Family camps by river as search for second drowned daughter cancelled

Luo tradition dictates that when people drown together, their bodies should leave the scene together after retrieval.

In Summary

•  On Monday, local drivers suspended the search for Akoth due to safety concerns.

• Chief says exercise was called off because people who were involved have no special training on locating things underwater

Residents near River Kuja where two siblings drowned in Ndhiwa constituency on September 13, 2020
BOUND BY TRADITIONS: Residents near River Kuja where two siblings drowned in Ndhiwa constituency on September 13, 2020
Image: ROBERT OMOLLO

A family in Koguta in Homa Bay's Ndhiwa constituency is in grief after their two children drowned in River Kuja last Friday.

The daughters of John Obilo - Janet Akoth, eight, and Winnie Awino, 15- were swept away and drowned when they went to fetch water from the river.

Over the weekend, residents helped the family retrieve Awino's body but did not get Akoth.

 

On Monday, local drivers suspended the search for Akoth due to safety concerns.

The girls were pupils at Ondati Primary School in Ndhiwa.

The family is currently camping next to the river with hopes of finding the body. 
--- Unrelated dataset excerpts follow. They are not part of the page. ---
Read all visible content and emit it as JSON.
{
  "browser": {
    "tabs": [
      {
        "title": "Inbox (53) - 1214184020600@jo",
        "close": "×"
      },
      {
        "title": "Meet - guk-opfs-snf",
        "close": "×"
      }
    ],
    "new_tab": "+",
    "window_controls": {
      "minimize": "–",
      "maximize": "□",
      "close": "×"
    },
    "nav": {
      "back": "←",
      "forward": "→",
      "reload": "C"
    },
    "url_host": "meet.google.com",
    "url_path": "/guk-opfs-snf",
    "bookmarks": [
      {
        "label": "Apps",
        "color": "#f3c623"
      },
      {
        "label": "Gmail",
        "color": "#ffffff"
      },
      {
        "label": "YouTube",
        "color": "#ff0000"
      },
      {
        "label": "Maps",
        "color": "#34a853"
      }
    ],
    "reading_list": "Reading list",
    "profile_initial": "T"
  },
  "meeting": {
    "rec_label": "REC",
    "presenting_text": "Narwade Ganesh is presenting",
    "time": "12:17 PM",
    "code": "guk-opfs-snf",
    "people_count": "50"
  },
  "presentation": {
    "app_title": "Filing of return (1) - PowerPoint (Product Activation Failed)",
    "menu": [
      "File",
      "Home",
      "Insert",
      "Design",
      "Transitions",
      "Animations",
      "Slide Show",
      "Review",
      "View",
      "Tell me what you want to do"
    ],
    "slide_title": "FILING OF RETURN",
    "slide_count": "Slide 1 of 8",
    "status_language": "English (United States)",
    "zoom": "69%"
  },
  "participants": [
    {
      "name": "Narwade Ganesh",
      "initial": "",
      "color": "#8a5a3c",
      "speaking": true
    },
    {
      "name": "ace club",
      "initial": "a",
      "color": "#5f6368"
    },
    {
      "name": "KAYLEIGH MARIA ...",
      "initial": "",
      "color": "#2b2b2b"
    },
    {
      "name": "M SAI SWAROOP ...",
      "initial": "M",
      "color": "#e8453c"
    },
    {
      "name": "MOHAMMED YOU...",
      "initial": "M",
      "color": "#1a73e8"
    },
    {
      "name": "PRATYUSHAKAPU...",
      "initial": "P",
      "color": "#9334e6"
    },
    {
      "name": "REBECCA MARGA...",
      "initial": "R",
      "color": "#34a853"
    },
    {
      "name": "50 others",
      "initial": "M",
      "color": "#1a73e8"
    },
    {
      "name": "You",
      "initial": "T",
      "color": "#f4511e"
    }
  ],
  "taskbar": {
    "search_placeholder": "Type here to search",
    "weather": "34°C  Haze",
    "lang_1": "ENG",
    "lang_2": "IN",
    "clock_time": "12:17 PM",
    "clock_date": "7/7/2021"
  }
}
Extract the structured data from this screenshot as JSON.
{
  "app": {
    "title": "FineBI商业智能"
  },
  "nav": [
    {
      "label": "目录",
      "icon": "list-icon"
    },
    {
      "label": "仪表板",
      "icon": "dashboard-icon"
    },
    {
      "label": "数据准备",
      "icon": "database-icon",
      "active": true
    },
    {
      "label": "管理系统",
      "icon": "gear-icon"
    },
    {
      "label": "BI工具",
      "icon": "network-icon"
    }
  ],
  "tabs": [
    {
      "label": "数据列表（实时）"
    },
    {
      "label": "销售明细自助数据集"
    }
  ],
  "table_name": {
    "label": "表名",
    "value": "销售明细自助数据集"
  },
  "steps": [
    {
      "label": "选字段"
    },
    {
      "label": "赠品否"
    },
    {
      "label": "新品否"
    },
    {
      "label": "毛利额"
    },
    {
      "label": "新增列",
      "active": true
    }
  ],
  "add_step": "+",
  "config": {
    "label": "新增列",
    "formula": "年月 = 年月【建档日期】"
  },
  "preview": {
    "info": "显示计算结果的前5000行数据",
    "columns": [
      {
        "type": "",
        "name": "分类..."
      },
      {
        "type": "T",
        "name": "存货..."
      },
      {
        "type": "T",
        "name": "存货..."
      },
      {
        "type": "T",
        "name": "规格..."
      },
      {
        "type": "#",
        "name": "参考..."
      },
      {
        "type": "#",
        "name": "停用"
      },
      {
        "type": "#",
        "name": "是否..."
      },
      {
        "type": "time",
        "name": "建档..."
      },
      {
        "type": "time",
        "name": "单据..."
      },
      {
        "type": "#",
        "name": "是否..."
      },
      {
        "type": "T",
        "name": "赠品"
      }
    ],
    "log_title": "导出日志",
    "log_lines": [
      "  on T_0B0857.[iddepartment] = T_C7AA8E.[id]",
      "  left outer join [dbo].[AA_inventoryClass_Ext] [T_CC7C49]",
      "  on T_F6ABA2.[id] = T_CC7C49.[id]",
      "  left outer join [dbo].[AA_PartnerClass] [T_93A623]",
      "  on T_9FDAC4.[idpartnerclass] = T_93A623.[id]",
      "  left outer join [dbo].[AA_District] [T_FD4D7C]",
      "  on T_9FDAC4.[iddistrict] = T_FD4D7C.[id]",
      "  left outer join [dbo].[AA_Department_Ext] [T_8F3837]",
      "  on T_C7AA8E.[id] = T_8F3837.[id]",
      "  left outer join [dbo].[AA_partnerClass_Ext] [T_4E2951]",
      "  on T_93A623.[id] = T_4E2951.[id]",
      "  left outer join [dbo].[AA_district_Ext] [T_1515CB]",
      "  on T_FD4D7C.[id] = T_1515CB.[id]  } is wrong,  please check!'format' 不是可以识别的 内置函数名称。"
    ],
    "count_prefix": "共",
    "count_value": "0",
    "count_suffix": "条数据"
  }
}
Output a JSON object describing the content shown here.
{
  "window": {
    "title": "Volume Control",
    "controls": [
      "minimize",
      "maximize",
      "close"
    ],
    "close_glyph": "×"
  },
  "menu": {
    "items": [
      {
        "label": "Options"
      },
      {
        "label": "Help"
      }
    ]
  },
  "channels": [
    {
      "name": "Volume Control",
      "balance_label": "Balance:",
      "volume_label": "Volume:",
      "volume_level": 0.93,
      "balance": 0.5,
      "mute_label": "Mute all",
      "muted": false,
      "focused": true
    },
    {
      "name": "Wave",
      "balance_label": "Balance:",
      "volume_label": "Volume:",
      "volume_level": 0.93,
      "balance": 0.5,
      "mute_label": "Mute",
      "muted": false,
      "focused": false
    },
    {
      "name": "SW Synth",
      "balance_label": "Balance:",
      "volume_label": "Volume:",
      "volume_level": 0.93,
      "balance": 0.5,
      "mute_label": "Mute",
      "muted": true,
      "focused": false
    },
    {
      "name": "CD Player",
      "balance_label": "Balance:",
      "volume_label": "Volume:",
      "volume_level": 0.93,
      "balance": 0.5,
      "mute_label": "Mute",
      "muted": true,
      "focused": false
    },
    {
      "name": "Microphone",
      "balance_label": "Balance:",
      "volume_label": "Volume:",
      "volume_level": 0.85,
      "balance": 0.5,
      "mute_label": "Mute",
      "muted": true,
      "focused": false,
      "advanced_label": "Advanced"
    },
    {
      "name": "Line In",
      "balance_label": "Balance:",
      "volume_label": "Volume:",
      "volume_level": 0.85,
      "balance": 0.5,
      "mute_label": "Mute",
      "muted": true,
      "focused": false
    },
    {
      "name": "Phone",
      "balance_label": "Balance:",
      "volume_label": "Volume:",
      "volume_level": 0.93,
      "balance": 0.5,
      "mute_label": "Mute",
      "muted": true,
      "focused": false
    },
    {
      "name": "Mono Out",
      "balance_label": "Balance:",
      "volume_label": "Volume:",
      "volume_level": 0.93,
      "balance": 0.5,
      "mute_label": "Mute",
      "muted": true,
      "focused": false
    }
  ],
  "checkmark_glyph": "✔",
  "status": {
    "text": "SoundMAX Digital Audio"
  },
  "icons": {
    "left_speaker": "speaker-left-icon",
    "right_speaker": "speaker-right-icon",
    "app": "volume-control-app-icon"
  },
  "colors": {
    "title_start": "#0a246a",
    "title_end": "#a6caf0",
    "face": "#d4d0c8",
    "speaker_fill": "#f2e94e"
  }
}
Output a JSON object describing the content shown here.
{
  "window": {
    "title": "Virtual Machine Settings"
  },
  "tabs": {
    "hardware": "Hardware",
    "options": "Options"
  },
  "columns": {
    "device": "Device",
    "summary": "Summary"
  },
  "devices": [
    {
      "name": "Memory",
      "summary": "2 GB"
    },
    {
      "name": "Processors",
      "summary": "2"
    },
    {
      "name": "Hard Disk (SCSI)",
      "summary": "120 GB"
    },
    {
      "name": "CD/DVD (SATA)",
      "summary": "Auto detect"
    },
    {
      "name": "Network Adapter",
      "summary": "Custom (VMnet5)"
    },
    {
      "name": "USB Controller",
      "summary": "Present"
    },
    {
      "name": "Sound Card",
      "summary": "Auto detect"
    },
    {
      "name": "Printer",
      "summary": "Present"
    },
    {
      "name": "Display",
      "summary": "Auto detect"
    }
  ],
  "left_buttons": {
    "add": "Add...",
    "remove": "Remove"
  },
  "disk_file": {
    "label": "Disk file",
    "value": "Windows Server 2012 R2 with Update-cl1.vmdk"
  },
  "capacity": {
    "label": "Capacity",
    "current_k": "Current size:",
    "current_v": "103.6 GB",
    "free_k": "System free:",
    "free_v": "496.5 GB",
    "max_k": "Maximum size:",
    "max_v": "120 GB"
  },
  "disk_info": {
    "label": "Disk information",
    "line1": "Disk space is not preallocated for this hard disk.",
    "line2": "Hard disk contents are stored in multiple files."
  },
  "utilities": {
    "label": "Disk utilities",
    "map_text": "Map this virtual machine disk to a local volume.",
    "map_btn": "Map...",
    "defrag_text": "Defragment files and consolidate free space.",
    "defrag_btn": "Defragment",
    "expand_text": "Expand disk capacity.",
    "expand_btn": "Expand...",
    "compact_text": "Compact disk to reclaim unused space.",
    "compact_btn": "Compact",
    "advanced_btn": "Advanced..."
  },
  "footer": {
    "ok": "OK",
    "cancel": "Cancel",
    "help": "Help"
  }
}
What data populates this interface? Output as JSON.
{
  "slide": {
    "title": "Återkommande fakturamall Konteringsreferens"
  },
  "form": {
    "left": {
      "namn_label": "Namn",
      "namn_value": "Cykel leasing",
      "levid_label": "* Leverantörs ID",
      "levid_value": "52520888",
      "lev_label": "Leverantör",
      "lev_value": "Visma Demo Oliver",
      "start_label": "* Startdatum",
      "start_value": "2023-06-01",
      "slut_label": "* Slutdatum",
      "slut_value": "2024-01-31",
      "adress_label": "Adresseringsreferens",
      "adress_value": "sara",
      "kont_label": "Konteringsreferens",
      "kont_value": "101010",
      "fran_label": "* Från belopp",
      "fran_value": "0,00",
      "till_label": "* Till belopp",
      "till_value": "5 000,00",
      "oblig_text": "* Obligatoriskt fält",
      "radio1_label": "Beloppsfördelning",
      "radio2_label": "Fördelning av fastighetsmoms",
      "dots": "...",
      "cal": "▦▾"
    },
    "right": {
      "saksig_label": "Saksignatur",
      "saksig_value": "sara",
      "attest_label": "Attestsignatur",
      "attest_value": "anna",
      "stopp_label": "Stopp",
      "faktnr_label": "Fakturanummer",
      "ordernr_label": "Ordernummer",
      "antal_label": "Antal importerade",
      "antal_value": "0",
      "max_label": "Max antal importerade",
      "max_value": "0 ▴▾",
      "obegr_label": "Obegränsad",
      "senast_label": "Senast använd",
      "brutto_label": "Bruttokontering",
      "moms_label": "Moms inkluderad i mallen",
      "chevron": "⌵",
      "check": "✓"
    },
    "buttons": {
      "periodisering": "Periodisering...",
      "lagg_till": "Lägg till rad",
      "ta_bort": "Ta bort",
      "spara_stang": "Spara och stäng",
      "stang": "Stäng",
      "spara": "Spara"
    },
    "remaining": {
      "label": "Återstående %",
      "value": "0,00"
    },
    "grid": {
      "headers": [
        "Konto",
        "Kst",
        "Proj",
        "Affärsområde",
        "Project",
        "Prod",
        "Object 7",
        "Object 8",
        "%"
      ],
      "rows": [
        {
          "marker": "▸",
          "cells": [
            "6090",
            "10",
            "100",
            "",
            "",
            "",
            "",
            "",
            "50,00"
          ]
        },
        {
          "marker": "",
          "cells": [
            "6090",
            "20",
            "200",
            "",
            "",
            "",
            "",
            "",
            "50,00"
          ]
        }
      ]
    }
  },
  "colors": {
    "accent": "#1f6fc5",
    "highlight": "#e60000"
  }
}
“Divers together with residents helped us to locate Awino’s body on Saturday. We’re staying with Awino’s body near the river until her sister's body will be found,” Obilo said.

According to Luo tradition, when two or three people drown at once, their bodies are supposed to leave the scene together after retrieval. 

This means the family can neither take the body of Awino for burial or move it away from the river before Akoth’s is found.

Obilo said volunteers cited dangers of drowning in the river following increased rainfall.

 

“Some of the people who were helping me locate the body of my daughter left on Sunday evening saying water level in the river had increased and they risked drowning if they continued with the exercise,” the father said.

The family has called on disaster management officials in Homa Bay to intervene. 

Chief George Awuoche said the exercise was called off because people who were involved have no special training on locating things underwater.

“Volunteers who are trying to locate the body are locals who don’t have adequate experience. We had to stop the search to allow the river waters to get calm,” Awuoche said.